I have no doubt at all that Christianity played an important role in shaping Western culture but I don't think that it is necessarily a defining characteristic. Because you can have the West without Christianity and you can have Christianity without being Western.
Bullllllllllshit. Christians were a subversive slave cult of middle eastern camel fuckers. With rumors of cannibalism. You know because t he y were poor slaves that celebrate weakness, meanness, and getting on your knees for authority.
Rome, Greece, The West is founded on merit, strength, and a republic with an informed elite ruling class that has stakes in the game. Christianity is one of t he subversive forces that doomed western civilization.

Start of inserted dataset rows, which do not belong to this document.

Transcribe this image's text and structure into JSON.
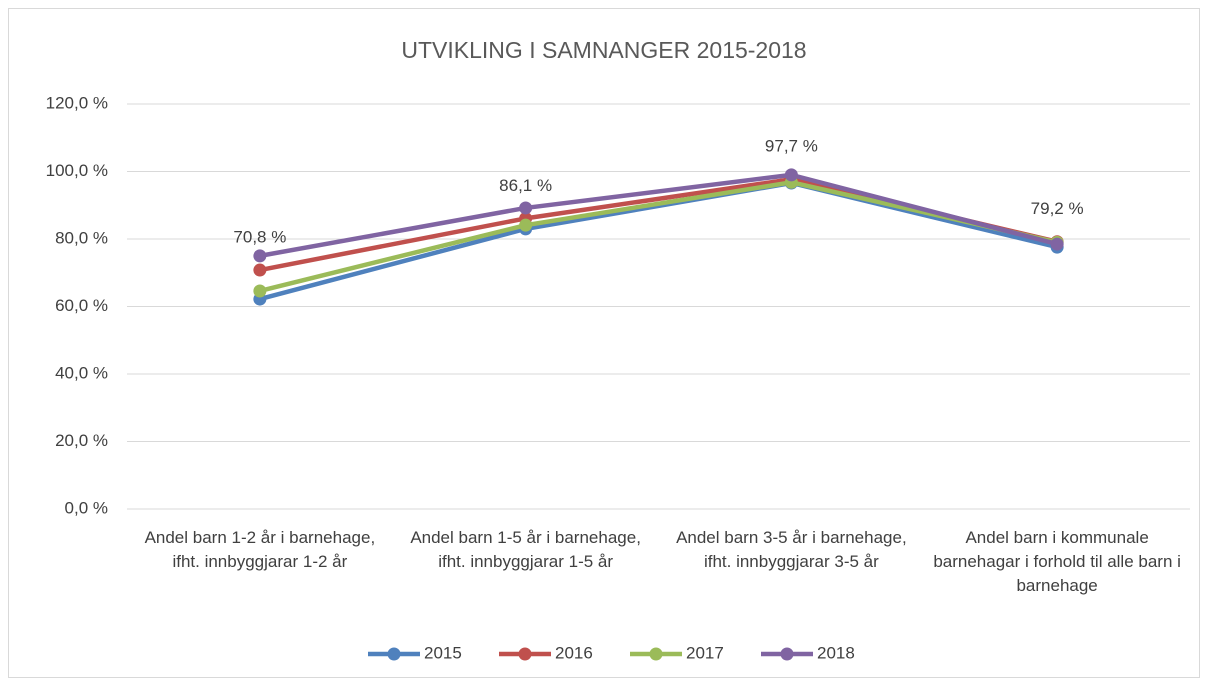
{
  "chart_data": {
    "type": "line",
    "title": "UTVIKLING I SAMNANGER 2015-2018",
    "categories": [
      "Andel barn 1-2 år i barnehage, ifht. innbyggjarar 1-2 år",
      "Andel barn 1-5 år i barnehage, ifht. innbyggjarar 1-5 år",
      "Andel barn 3-5 år i barnehage, ifht. innbyggjarar 3-5 år",
      "Andel barn i kommunale barnehagar i forhold til alle barn i barnehage"
    ],
    "series": [
      {
        "name": "2015",
        "color": "#4f81bd",
        "values": [
          62.2,
          83.0,
          96.6,
          77.6
        ]
      },
      {
        "name": "2016",
        "color": "#c0504d",
        "values": [
          70.8,
          86.1,
          97.7,
          79.2
        ],
        "value_labels": [
          "70,8 %",
          "86,1 %",
          "97,7 %",
          "79,2 %"
        ]
      },
      {
        "name": "2017",
        "color": "#9bbb59",
        "values": [
          64.6,
          84.1,
          96.8,
          79.0
        ]
      },
      {
        "name": "2018",
        "color": "#8064a2",
        "values": [
          75.0,
          89.2,
          99.0,
          78.5
        ]
      }
    ],
    "ylim": [
      0,
      120
    ],
    "yticks": [
      {
        "value": 0,
        "label": "0,0 %"
      },
      {
        "value": 20,
        "label": "20,0 %"
      },
      {
        "value": 40,
        "label": "40,0 %"
      },
      {
        "value": 60,
        "label": "60,0 %"
      },
      {
        "value": 80,
        "label": "80,0 %"
      },
      {
        "value": 100,
        "label": "100,0 %"
      },
      {
        "value": 120,
        "label": "120,0 %"
      }
    ],
    "grid": true,
    "legend": "bottom"
  }
}
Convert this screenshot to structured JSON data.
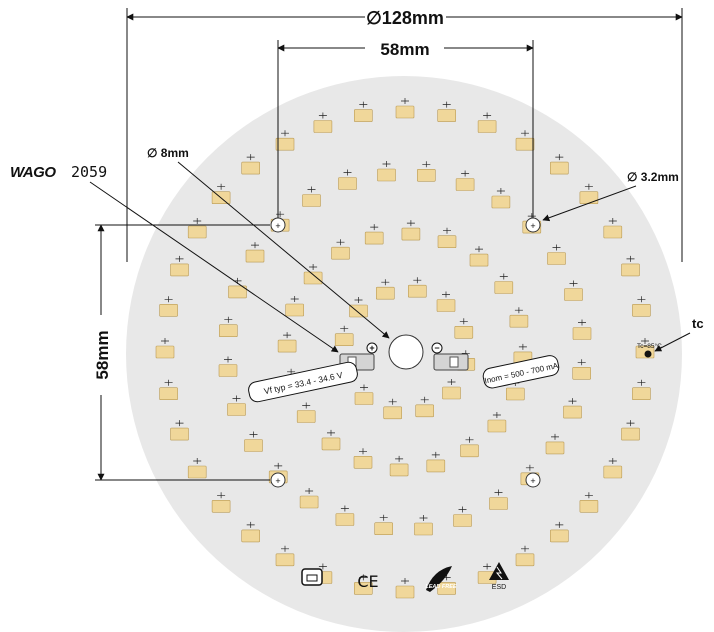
{
  "dimensions": {
    "outer_diameter": "∅128mm",
    "hole_spacing_horizontal": "58mm",
    "hole_spacing_vertical": "58mm",
    "center_hole": "∅ 8mm",
    "mount_hole": "∅ 3.2mm"
  },
  "connector": {
    "brand": "WAGO",
    "model": "2059"
  },
  "board_labels": {
    "voltage": "Vf typ = 33.4 - 34.6 V",
    "current": "Inom = 500 - 700 mA",
    "tc_point": "Tc=85°C",
    "tc_callout": "tc",
    "terminal_plus": "+",
    "terminal_minus": "−"
  },
  "markings": {
    "ce": "CE",
    "lead_free": "LEAD FREE",
    "esd": "ESD"
  },
  "colors": {
    "board": "#e8e8e8",
    "led": "#f0d79a",
    "led_border": "#b99a55",
    "line": "#111111"
  }
}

A cuck factory religion.
No the western civilisation first peaked in Rome and Ancient Greece, neither were Christian.
Christianity is just tradcuck bullshit.
The problem is the female vote, that was the biggest mistake.
The West wasn't always Christian. The West will be fine without religion, they just have to defeat the SJWs and their communist friends.
I always thought the same, but that was based on religion being supplanted by rationality. I see, far too late, how hopelessly naive that was. Christianity has been replaced with a new religion, progressivism, with its destructive tenets of intersectionality, wokeness, sexual depravity etc... There is plenty I still don't like about Christianity, but it's tough to argue that its core tenets aren't a good basis for an enduring and successful civilization. I suppose, somewhat ironically, it really is a case of better the devil you know.
I agree that the new progressive religion is wrong and unethical, but is Christianity the answer? Something that cannot be proven? The Japanese aren't religious and they are not crumbing because of wokeness or any SJW nonsense.
"tradcuckery built the West and other lies we get told to make us not hate their enablers."
You are literally retarded man. "Tradcucks" did build the West. Traditions get ensconced into society because they were useful.
You argue for the extinction of man because the modern world has forsaken tradition. Muh women are gonna ruin everything, but how dare you want to return to the time when they didn't have the right to vote, when their job was to support the family via homebuilding.
Most of humanity's greatest people didn't have an insignificant other.
No but the builders who built their houses did. The tailors who made their clothes did. The merchants who sold them their food did. So did the printers who copied their novels and treatises and the workmen who put their ideas into practice.
None of those great minds would have achieved anything without the physical and social infrastructure that enabled them to do so. That infrastructure is rooted in community, which in turn is rooted in religion and family.
Most men, who aren't geniuses, are motivated primarily by their desire to provide for their families. It's always been that way, and it always will be.
Not in the West you dunce.
You may not like tradcuckery, but it did build the West.
Europe had religion before Christianity, so remove that pillar.